An old man [So at least twenty years older than me] was chatting to a couple of his contemporaries over a coffee in the front room. He started talking about this really good pub meal he and his wife had eaten the other day. One of his mates asked the name of the pub.
He thought about it for a minute or two and then asked, “What’s the name of those beautiful flowers, nice smell, but with thorns?”
His mate said “You mean the Rose?”
”That’s it,” the first chap said. He stood up and shouted into the Kitchen, “Rose, what was the name of the pub we ate at the other day.”
I noticed in the financial papers that Tesco is feeling badly done to, and they’ve realised that people don’t love them any more. It’s not just Tesco; a lot of the big supermarkets have taken a kicking. Customers are deserting them.
I confess that I don’t find this surprising. It could have been ten years ago we were eating in a pub near Bristol and I went to the bar to get the drinks and the menu. There was a group of locals with thick West Country accents talking and I idly wondered what rustic wisdom was being imparted. The discussion was about supermarket loyalty cards and which were the best. Given that all of them appeared to have at least four it struck me that it was a discussion they’d done the research for. But somehow, when people have multiple loyalty cards, the issuer of those cards has screwed up somewhere.
But why aren’t the major supermarket chains liked? Here I think I can help. Last figures I saw, Tesco employs 310,000 people in the UK. ASDA apparently has 128,000, Sainsbury’s about 150,000.
So a lot of people are employed on the shop floor by Supermarkets. That’s a lot of people who are intimately aware of whether these companies are good or bad employers. If these people feel they’re regarded as cheap and expendable then they’re not going to neglect to mention it to their friends. If each person just lets family and friends know, suddenly ten or twenty times as many people know just what these companies are like to work for.

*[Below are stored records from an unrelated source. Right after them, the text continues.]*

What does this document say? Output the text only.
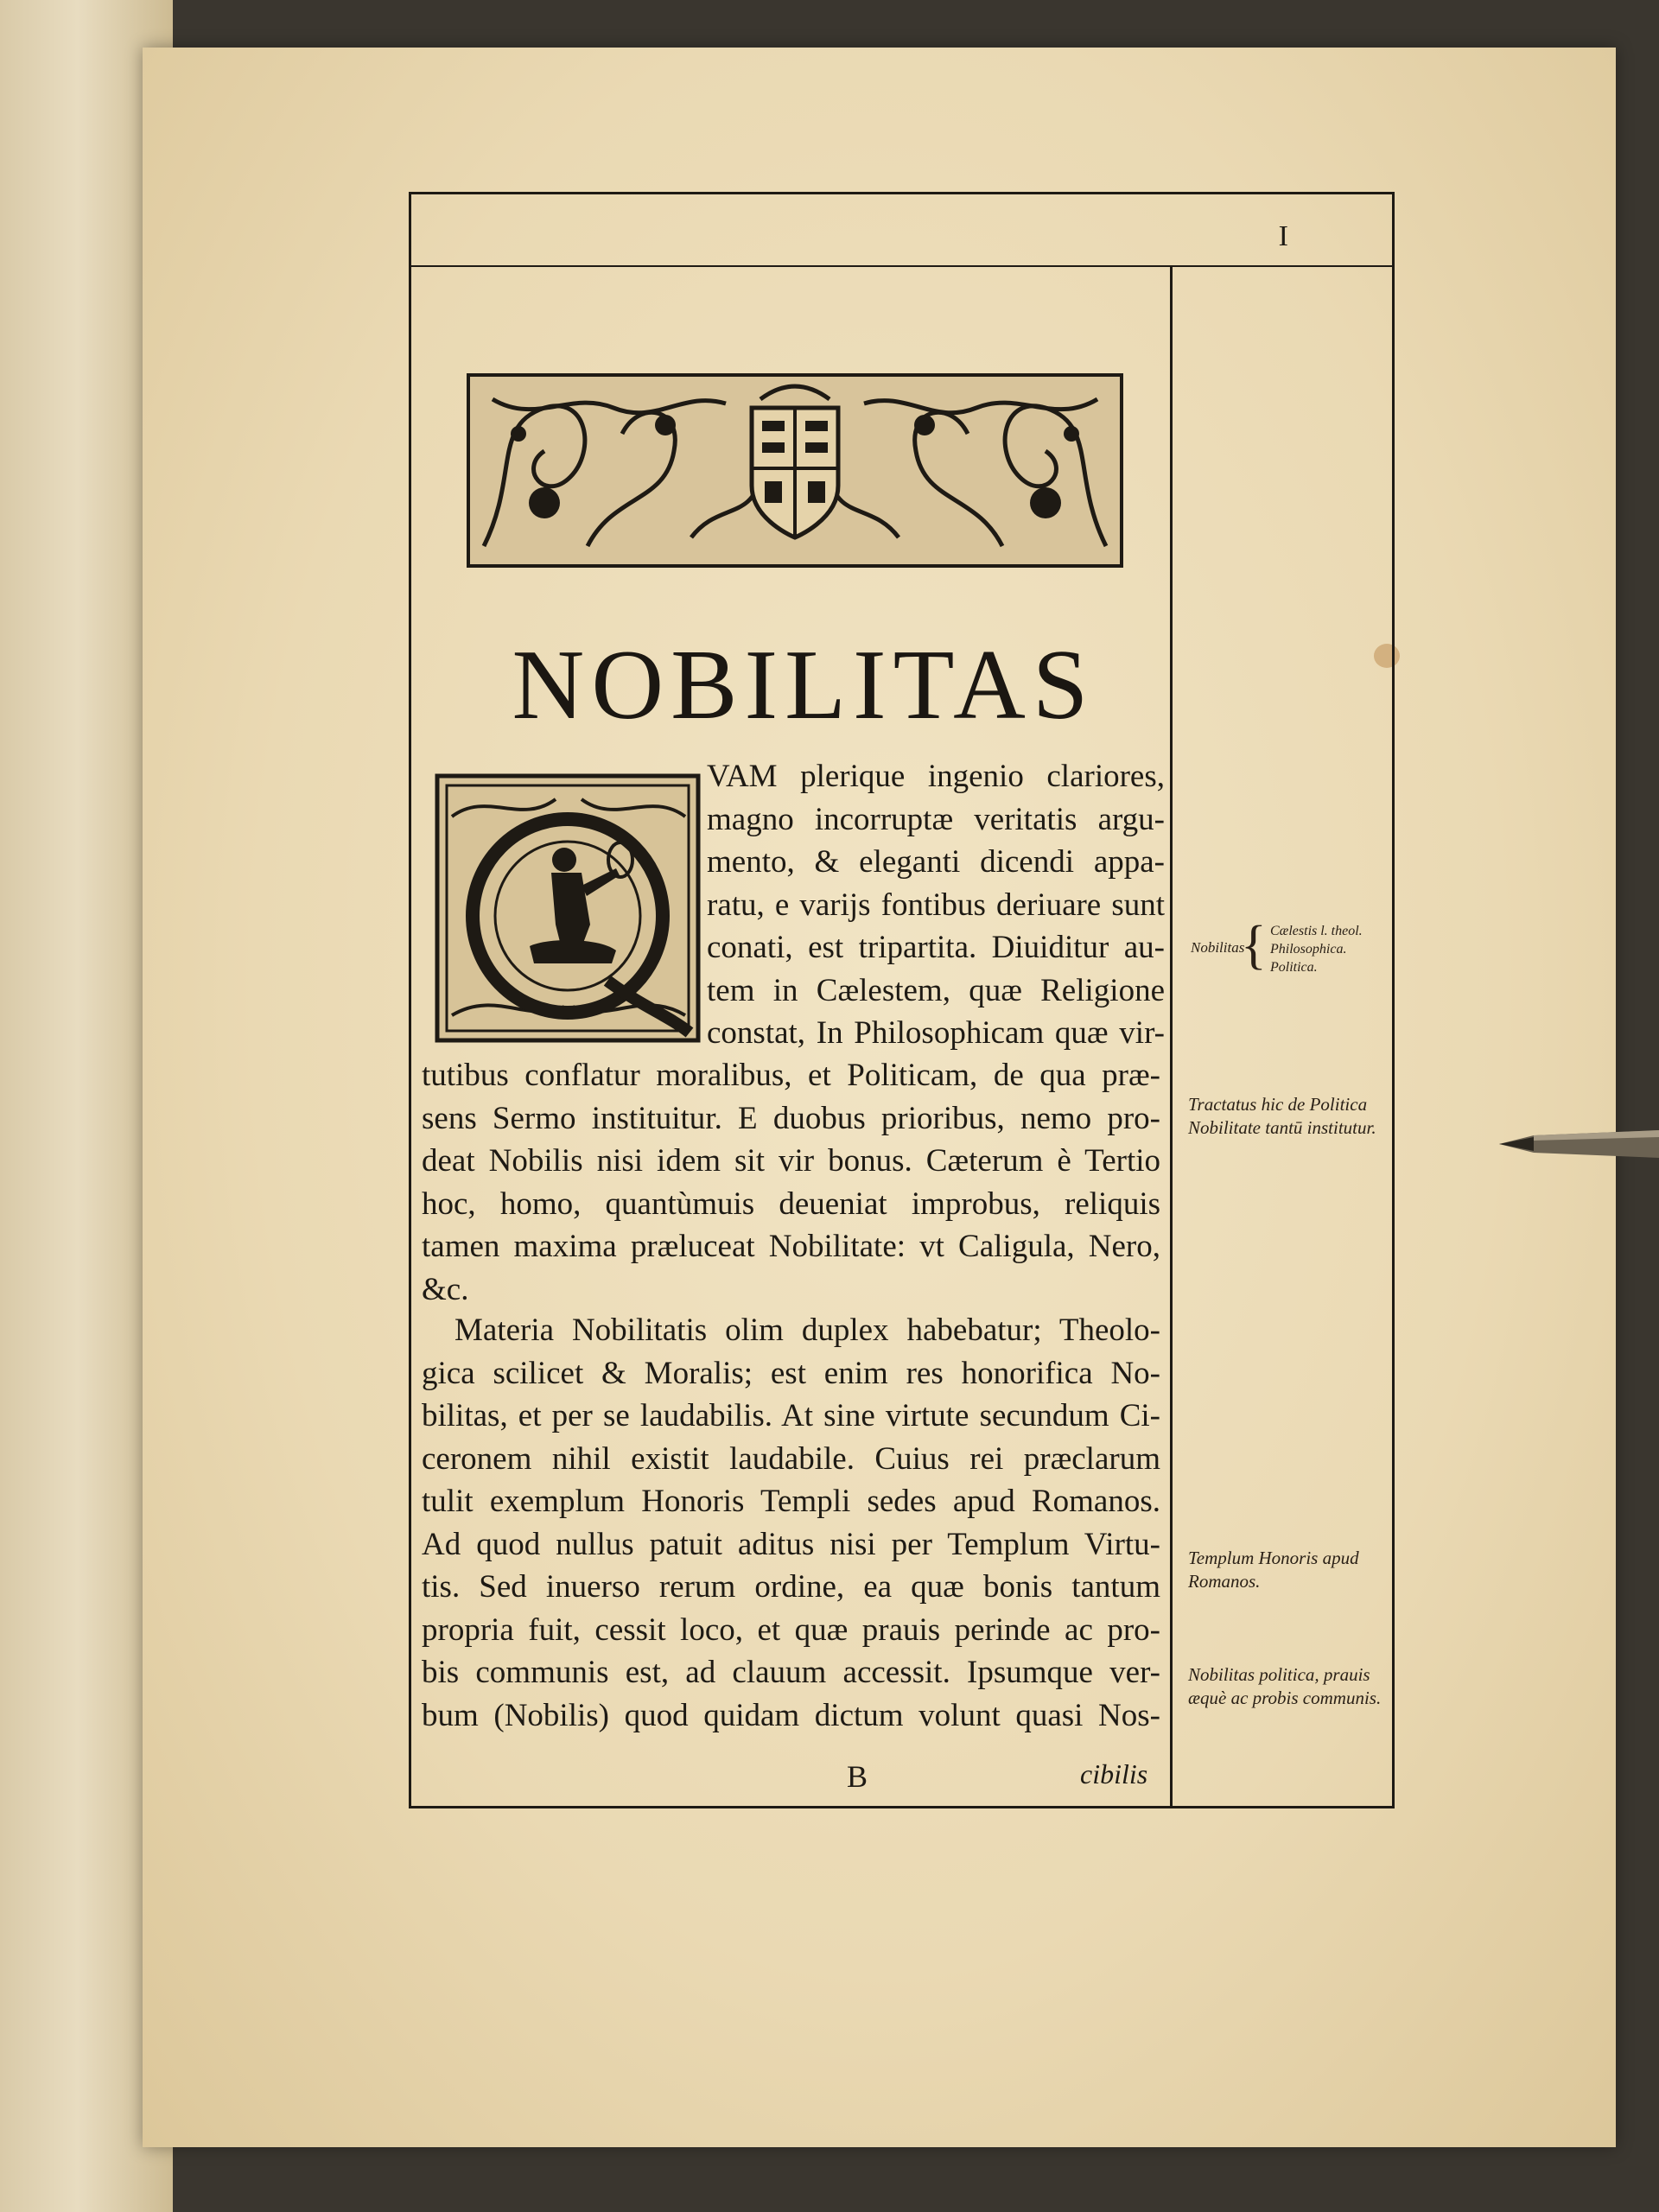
I
NOBILITAS
VAM plerique ingenio clariores,
magno incorruptæ veritatis argu-
mento, & eleganti dicendi appa-
ratu, e varijs fontibus deriuare sunt
conati, est tripartita. Diuiditur au-
tem in Cælestem, quæ Religione
constat, In Philosophicam quæ vir-
tutibus conflatur moralibus, et Politicam, de qua præ-
sens Sermo instituitur. E duobus prioribus, nemo pro-
deat Nobilis nisi idem sit vir bonus. Cæterum è Tertio
hoc, homo, quantùmuis deueniat improbus, reliquis
tamen maxima præluceat Nobilitate: vt Caligula, Nero,
&c.
Materia Nobilitatis olim duplex habebatur; Theolo-
gica scilicet & Moralis; est enim res honorifica No-
bilitas, et per se laudabilis. At sine virtute secundum Ci-
ceronem nihil existit laudabile. Cuius rei præclarum
tulit exemplum Honoris Templi sedes apud Romanos.
Ad quod nullus patuit aditus nisi per Templum Virtu-
tis. Sed inuerso rerum ordine, ea quæ bonis tantum
propria fuit, cessit loco, et quæ prauis perinde ac pro-
bis communis est, ad clauum accessit. Ipsumque ver-
bum (Nobilis) quod quidam dictum volunt quasi Nos-
B	cibilis
Nobilitas
{ Cælestis l. theol.
Philosophica.
Politica.
Tractatus hic de Politica Nobilitate tantū institutur.
Templum Honoris apud Romanos.
Nobilitas politica, prauis æquè ac probis communis.
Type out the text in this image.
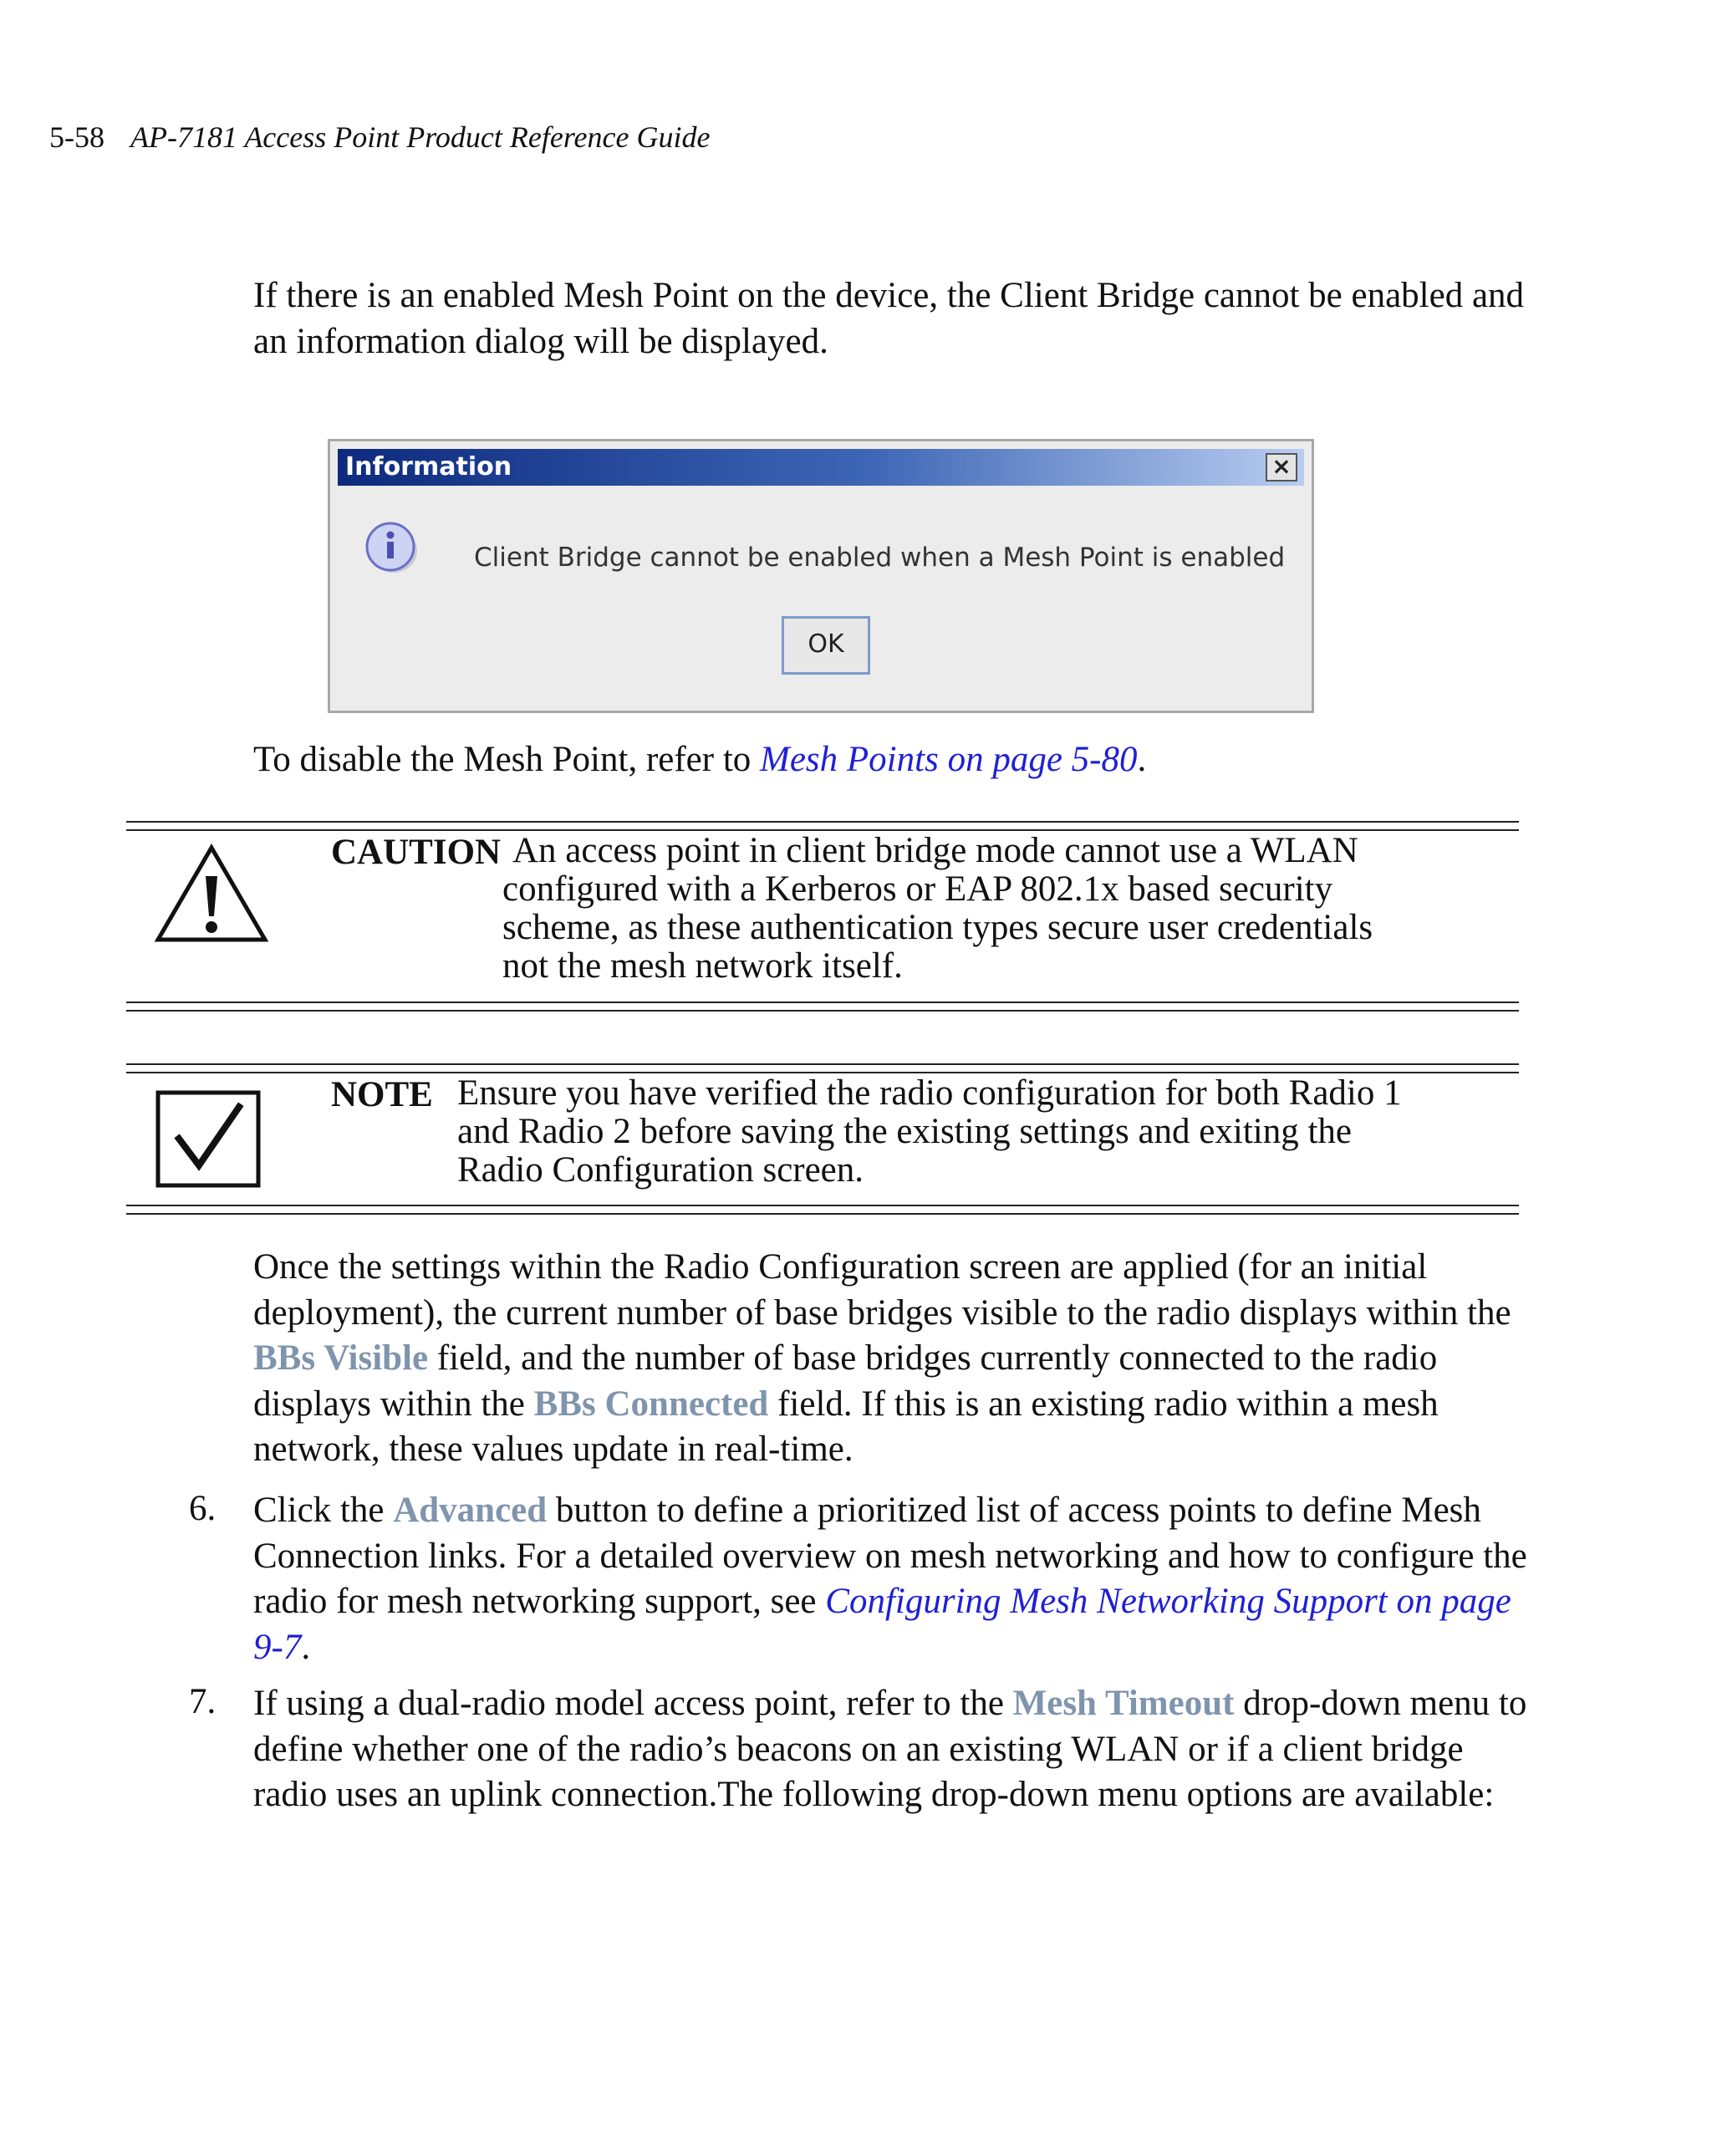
5-58 AP-7181 Access Point Product Reference Guide
If there is an enabled Mesh Point on the device, the Client Bridge cannot be enabled and an information dialog will be displayed.
Information	×
Client Bridge cannot be enabled when a Mesh Point is enabled
OK
To disable the Mesh Point, refer to Mesh Points on page 5-80.
CAUTION An access point in client bridge mode cannot use a WLAN
configured with a Kerberos or EAP 802.1x based security
scheme, as these authentication types secure user credentials
not the mesh network itself.
NOTE Ensure you have verified the radio configuration for both Radio 1
and Radio 2 before saving the existing settings and exiting the
Radio Configuration screen.
Once the settings within the Radio Configuration screen are applied (for an initial deployment), the current number of base bridges visible to the radio displays within the BBs Visible field, and the number of base bridges currently connected to the radio displays within the BBs Connected field. If this is an existing radio within a mesh network, these values update in real-time.
6. Click the Advanced button to define a prioritized list of access points to define Mesh Connection links. For a detailed overview on mesh networking and how to configure the radio for mesh networking support, see Configuring Mesh Networking Support on page 9-7.
7. If using a dual-radio model access point, refer to the Mesh Timeout drop-down menu to define whether one of the radio’s beacons on an existing WLAN or if a client bridge radio uses an uplink connection.The following drop-down menu options are available:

Then there’s the poor beggars trying to make a living supplying supermarkets. If a firm has been gouged by their customer, then fair enough, they’re not going to kick up a fuss publically, call in ombudsmen or whatever, because they know that if they do, they’ll never sell into that market again. But those who work for this victim of corporate greed aren’t stupid. They will know what’s going on, and they will also be able to work out for themselves why the company they work for has had to take it on the chin and not moan.
I suppose the rule is that if you go round acting like a bullying thug, people will soon realise that you are a bullying thug and you’ll experience the same love and respect people reserve for those they know to be bullying thugs.
If you get a reputation for screwing your customers and staff, word does leak out and people take note. People remember these things, you will not be loved.
Then there are the shared memories of our youth. I was listening to two lads [So at least twenty years younger than me] talking. They’d both been to Newton Rigg College where they’d met. They were talking about a TV programme where grim Liverpool drama was acted out against a Lake District background. This TV programme had thrown them both into fond reminiscences of their joint and distant past. I mean it must have been at least ten years previously! I’d seen one clip of the programme, a car full of young ‘ladies’ in short skirts and heels had pulled up at a Lake District pub to be met by the hero and his mates.
This led to the following conversation.
Lad one, “Did you even go drinking there.”
Lad two, “Yes, couple of times.”
Lad one, “So when you were there, did you ever see a carload of birds like those.”
Lad two, after some thought, “No, nowt but crag rats and grannies.”